Man sagt ja immer, die Deutschen seien fußballverrückt. Im Vergleich zu den Türken ist das aber nichts. Das ganze Land steht still, wenn die türkische Nationalmannschaft spielt. Und wenn sie dann auch noch gewinnt, dann ist das ein riesengroßes Fest überall.

Warum ist ein Deutscher Türkeibeauftragter von Türkiyemspor?

Wir machen uns einen Spaß draus: Wir schicken die Türken nach Berlin und die Deutschen in die Türkei. In unserem Vereinsemblem kombinieren wir den Berliner Bären und die türkische Fahne: Damit brechen wir zwei Nationalitäten auf und versuchen etwas Neues zu schaffen. Wir sind ein Verein, der sich nicht in nationale Grenzen einbauen lässt. In Deutschland werden wir oft als türkischer Verein wahrgenommen. Das sind wir nicht. Wir sind im DFB Mitglied, also ein deutscher Verein. In der Türkei wiederum werden wir nur als deutscher Verein wahrgenommen. Wir versuchen die Grenzen zu überschreiten und zu zeigen, dass es einfach ist, miteinander zu arbeiten und zu leben – wenn man akzeptiert, dass man unterschiedlicher Herkunft ist und manchmal andere Blickwinkel hat.

Wie setzen Sie das Multikulturelle praktisch um?

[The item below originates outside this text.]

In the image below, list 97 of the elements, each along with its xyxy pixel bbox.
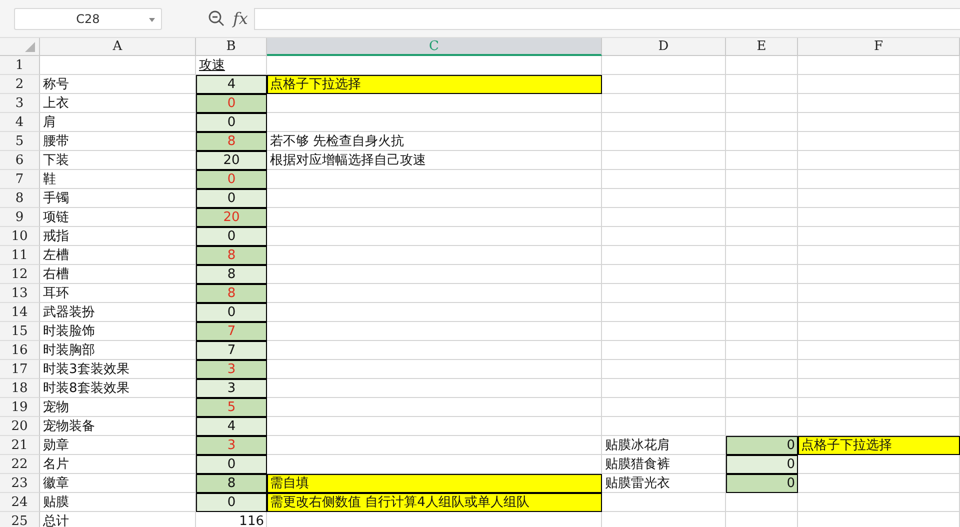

„Multikulturell“ wird momentan politisch negativ besetzt, wir sagen „interkulturell“. Wir wollen den Austausch zwischen den Kulturen fördern, das geht mit dem Vehikel Sport wunderbar, weil da die Hemmschwelle nicht so groß ist. Bei Demos und Podiumsdiskussionen kommen nur die Interessierten. Sport aber braucht keine Bildung, wir sprechen die breite Masse an.

Trotzdem sucht der Verein immer noch einen deutschen Hauptsponsor.

Das ist tragisch. Seit 30 Jahren gibt es Türkiyemspor. Wir spielen sehr erfolgreich Fußball, genießen eine große mediale Aufmerksamkeit in beiden Ländern, sind sozial sehr aktiv. Das wäre für jeden Sponsor ein gefundenes Fressen.